The article based its conclusions on some items that many businessmen don't care about when deciding whether to relocate or expand their company, said Joel Kotkin, author and a recognized authority on international trade and regular contributor to the Los Angeles Times and Washington Post.He told members of the Pioneer Partnership in the Alta Club that when businessmen decide to move their business they often don't think about the items mentioned in the Fortune article such as availability of plentiful, high-quality and low-cost labor and its educated work force.

Kotkin said the article seemed to castigate California because of its cosmopolitan population and large influx of immigrants, but immigrants are actually improving the economic climate of the area because they are good workers and bring an influx of foreign capital into an area.

He said the article talked about Utah workers' loyalty to their employees and in some cases that's bad. It's healthy for an economy for people to leave and start their own companies and hire people because small business is where most of the jobs are created today.

A Los Angeles resident, Kotkin said if the California economy dies, as hinted by the magazine article, the Utah economy will suffer also because they are tied together. "I doubt if Utah could live off California's carcass," he said.

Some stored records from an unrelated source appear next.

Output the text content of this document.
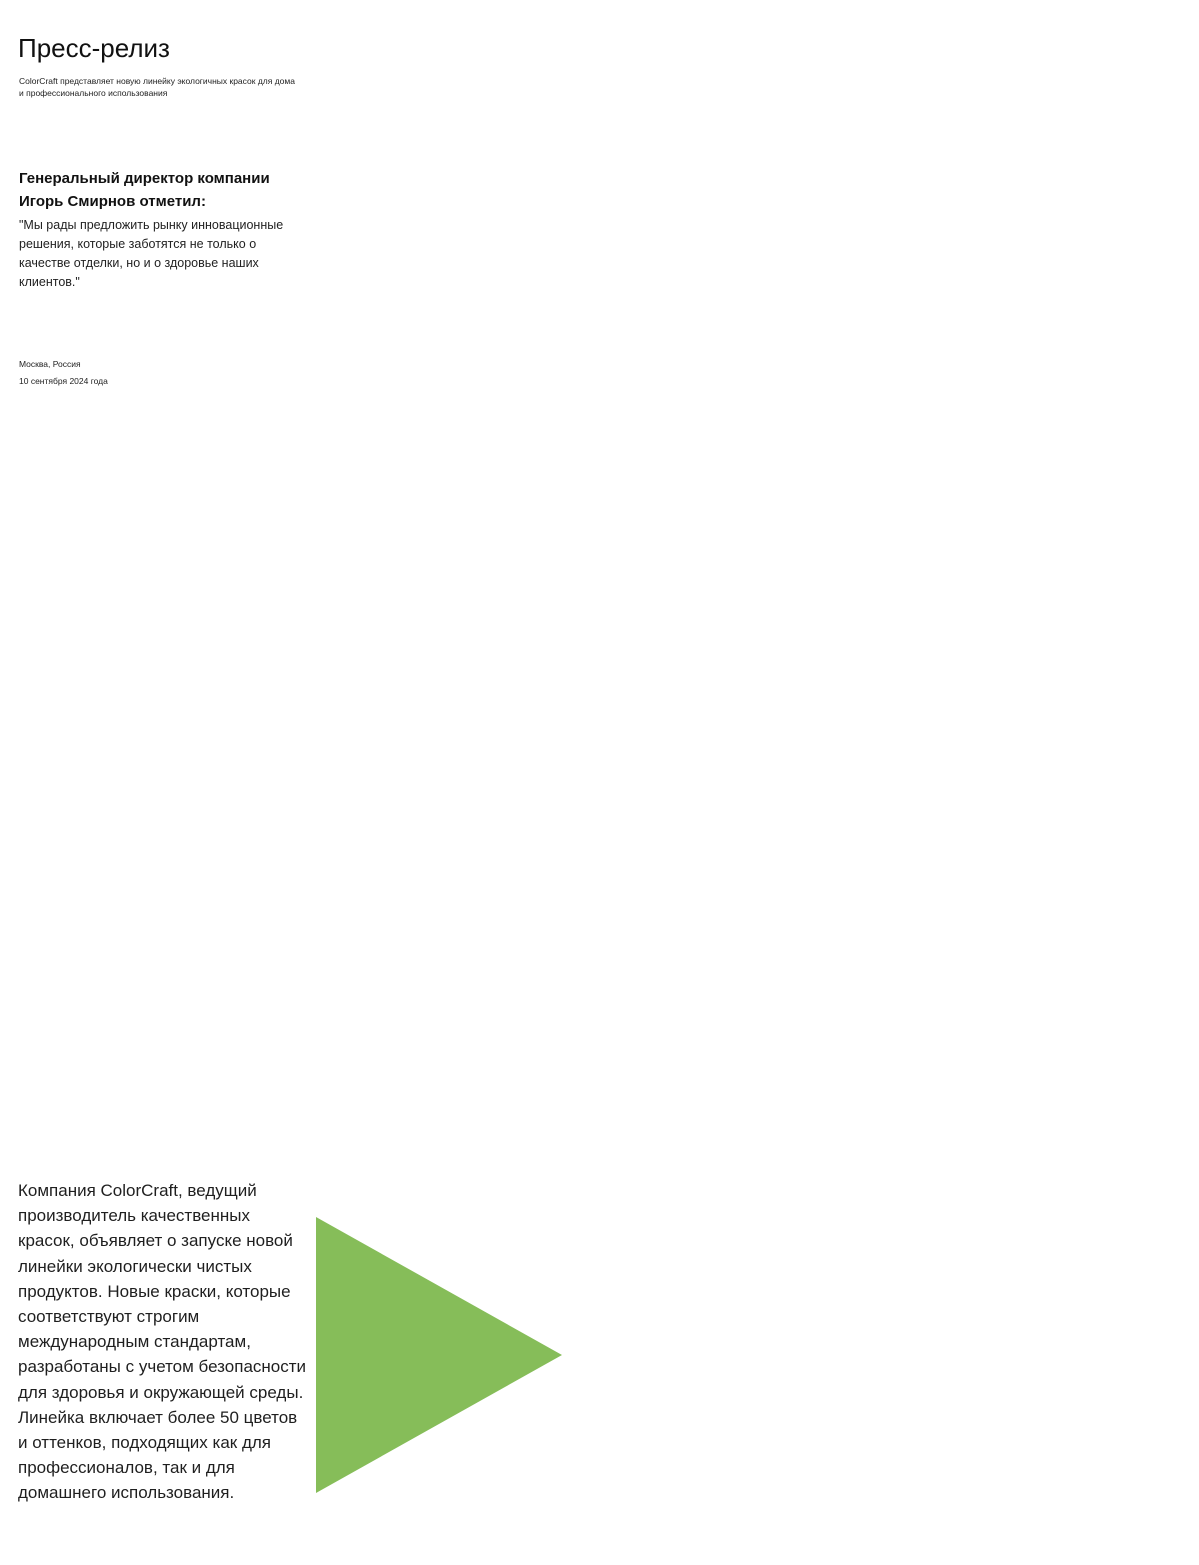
Пресс-релиз

ColorCraft представляет новую линейку экологичных красок для дома и профессионального использования

Генеральный директор компании Игорь Смирнов отметил:

"Мы рады предложить рынку инновационные решения, которые заботятся не только о качестве отделки, но и о здоровье наших клиентов."

Москва, Россия

10 сентября 2024 года

Компания ColorCraft, ведущий производитель качественных красок, объявляет о запуске новой линейки экологически чистых продуктов. Новые краски, которые соответствуют строгим международным стандартам, разработаны с учетом безопасности для здоровья и окружающей среды. Линейка включает более 50 цветов и оттенков, подходящих как для профессионалов, так и для домашнего использования.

As an example of California's continuing economic importance, Kotkin said the Sony Corp. is spending large amounts of research and development money in Los Angeles and San Francisco. "Sony needs the wierdos in Silicon Valley and wasn't concerned about savings by locating elsewhere," he said.

Several years ago, Kotkin said, the Osmond family thought film producers wanted to escape the problems of California so they built a studio in Orem. "Well, you have seen what happened to it," he said.

Kotkin said even though California has its problems, motor vehicle records show the state still has people moving in and many are coming from Utah, an indication that things aren't as bad as many people picture.

Utah needs to incorporate its economy into the economies of the Pacific Rim countries, Kotkin said, because the best investment opportunities will come from that part of the world rather than from Europe. He said there is no entrepreneurship in Europe.

He said two-thirds of the people on the Earth live in the Pacific Rim and that is where the majority of economic explosions are occurring. By the mid-1990s, the economies of the non-Japanese countries in the Pacific Rim will exceed those in Europe, Kotkin said.

Rather than Utah becoming a state where many subsidiary companies are located, it should strive to become an entrepreneurship state. He suggested working with California companies and banks because many of them are owned by the Japanese and Chinese.

One of Utah's biggest assets is The Church of Jesus Christ of Latter-day Saints and its missionary program because many missionaries are bi-lingual and understand the people and culture in other countries. Other assets are the large number of entrepreneurs starting their own companies, he said.